Il s’est trouvé, d’ailleurs, après la mort de Saint Thomas d’Aquin et de Saint Bonaventure, un maître assez avisé pour démêler le quiproquo dont notre axiome avait été l’occasion ; ce maître est le Franciscain Richard de Middleton.

En faveur de la thèse qui compose l’âme humaine de forme et de matière, Richard rencontrait cet argument[1] ; « En toute créature qui subsiste par elle-même, le quod est diffère du quo est ; mais quo est, c’est la forme, et quod est paraît être la matière. »

À quoi notre auteur répondait :

« Celui qui veut tenir pour l’opinion contraire peut riposter que le quod est de l’âme, c’est l’essence concrète accompagnée de ses propriétés naturelles, et que le quo est, c’en est l’essence considérée d’une manière absolue.

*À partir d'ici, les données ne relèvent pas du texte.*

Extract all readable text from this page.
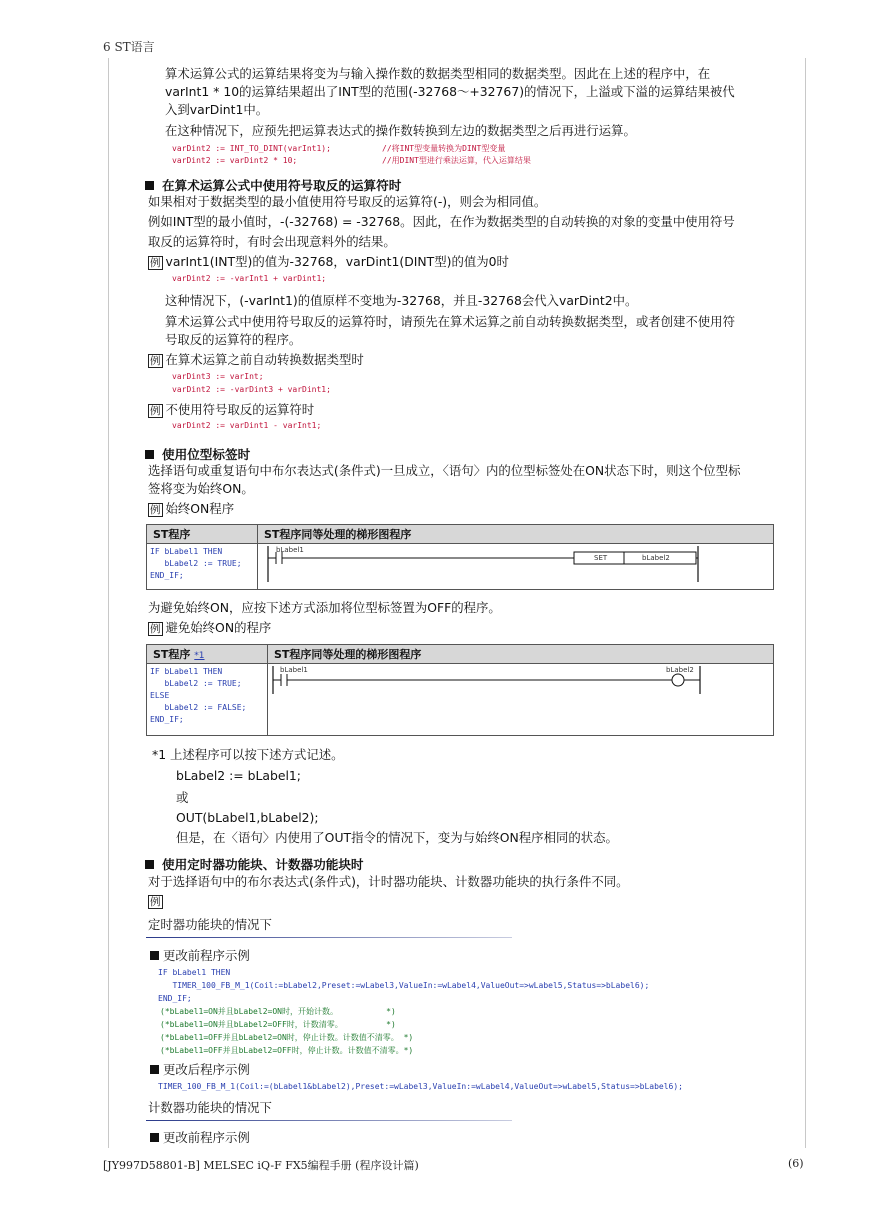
6 ST语言
算术运算公式的运算结果将变为与输入操作数的数据类型相同的数据类型。因此在上述的程序中，在
varInt1 * 10的运算结果超出了INT型的范围(-32768～+32767)的情况下，上溢或下溢的运算结果被代
入到varDint1中。
在这种情况下，应预先把运算表达式的操作数转换到左边的数据类型之后再进行运算。
varDint2 := INT_TO_DINT(varInt1);	//将INT型变量转换为DINT型变量
varDint2 := varDint2 * 10;	//用DINT型进行乘法运算，代入运算结果
在算术运算公式中使用符号取反的运算符时
如果相对于数据类型的最小值使用符号取反的运算符(-)，则会为相同值。
例如INT型的最小值时，-(-32768) = -32768。因此，在作为数据类型的自动转换的对象的变量中使用符号
取反的运算符时，有时会出现意料外的结果。
例 varInt1(INT型)的值为-32768，varDint1(DINT型)的值为0时
varDint2 := -varInt1 + varDint1;
这种情况下，(-varInt1)的值原样不变地为-32768，并且-32768会代入varDint2中。
算术运算公式中使用符号取反的运算符时，请预先在算术运算之前自动转换数据类型，或者创建不使用符
号取反的运算符的程序。
例 在算术运算之前自动转换数据类型时
varDint3 := varInt;
varDint2 := -varDint3 + varDint1;
例 不使用符号取反的运算符时
varDint2 := varDint1 - varInt1;
使用位型标签时
选择语句或重复语句中布尔表达式(条件式)一旦成立，〈语句〉内的位型标签处在ON状态下时，则这个位型标
签将变为始终ON。
例 始终ON程序
ST程序	ST程序同等处理的梯形图程序

IF bLabel1 THEN
bLabel2 := TRUE;
END_IF;	bLabel1
SET bLabel2
为避免始终ON，应按下述方式添加将位型标签置为OFF的程序。
例 避免始终ON的程序
ST程序 *1	ST程序同等处理的梯形图程序

IF bLabel1 THEN
bLabel2 := TRUE;
ELSE
bLabel2 := FALSE;
END_IF;	bLabel1 bLabel2
*1 上述程序可以按下述方式记述。
bLabel2 := bLabel1;
或
OUT(bLabel1,bLabel2);
但是，在〈语句〉内使用了OUT指令的情况下，变为与始终ON程序相同的状态。
使用定时器功能块、计数器功能块时
对于选择语句中的布尔表达式(条件式)，计时器功能块、计数器功能块的执行条件不同。
例
定时器功能块的情况下
更改前程序示例
IF bLabel1 THEN
TIMER_100_FB_M_1(Coil:=bLabel2,Preset:=wLabel3,ValueIn:=wLabel4,ValueOut=>wLabel5,Status=>bLabel6);
END_IF;
(*bLabel1=ON并且bLabel2=ON时，开始计数。          *)
(*bLabel1=ON并且bLabel2=OFF时，计数清零。         *)
(*bLabel1=OFF并且bLabel2=ON时，停止计数。计数值不清零。 *)
(*bLabel1=OFF并且bLabel2=OFF时，停止计数。计数值不清零。*)
更改后程序示例
TIMER_100_FB_M_1(Coil:=(bLabel1&bLabel2),Preset:=wLabel3,ValueIn:=wLabel4,ValueOut=>wLabel5,Status=>bLabel6);
计数器功能块的情况下
更改前程序示例
[JY997D58801-B] MELSEC iQ-F FX5编程手册 (程序设计篇)	(6)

Ou bien on peut dire, selon d’autres personnes, que le quod est c’est l’essence (essentia) de l’âme telle qu’elle existe par elle-même et que le quo est de l’âme, c’en est l’existence (esse).  »

La première réponse eut été faite par Saint Bonaventure et la seconde par Guillaume d’Auvergne et par Saint Thomas.

Ces remarques nous donnent un avant-goût du désordre que mettra, dans les discussions scolastiques, l’emploi de termes insuffisamment définis.

Les maîtres de l’École sont soumis aux influences divergentes de philosophies très diverses, du Péripatétisme d’Aristote, du Néoplatonisme hellène du Livre des Causes, du Néo-platonisme arabe d’Avicenne et d’Al Gazâli. Ces philosophies, ils n’en démêlent pas très exactement les tendances contradictoires ; ils pensent, sous des variations superficielles, y reconnaître une doctrine homogène et unique, la doctrine d’Aristote et de ses disciples. Aristotelis et ejus sequacium.

Les ouvrages de ces diverses sectes ne sont connus des Scolastiques que par leurs traductions latines ; dans ces traductions d’ouvrages péripatéticiens ou néo-platoniciens, grecs ou arabes, il

  1. Clarissimi Theologi Magistri Ricardi de Media Villa Super quatuor libros Sententiarum Petri Lombardi Quæstiones subtilissimœ. Brixiæ. MDXCI. Tomus II, p. 213, col. b et p. 214, col. a. Lib. II, Dist. XVII, art. I, quæst. I : Utrum anima Adæ fuit producta ex aliqua materia.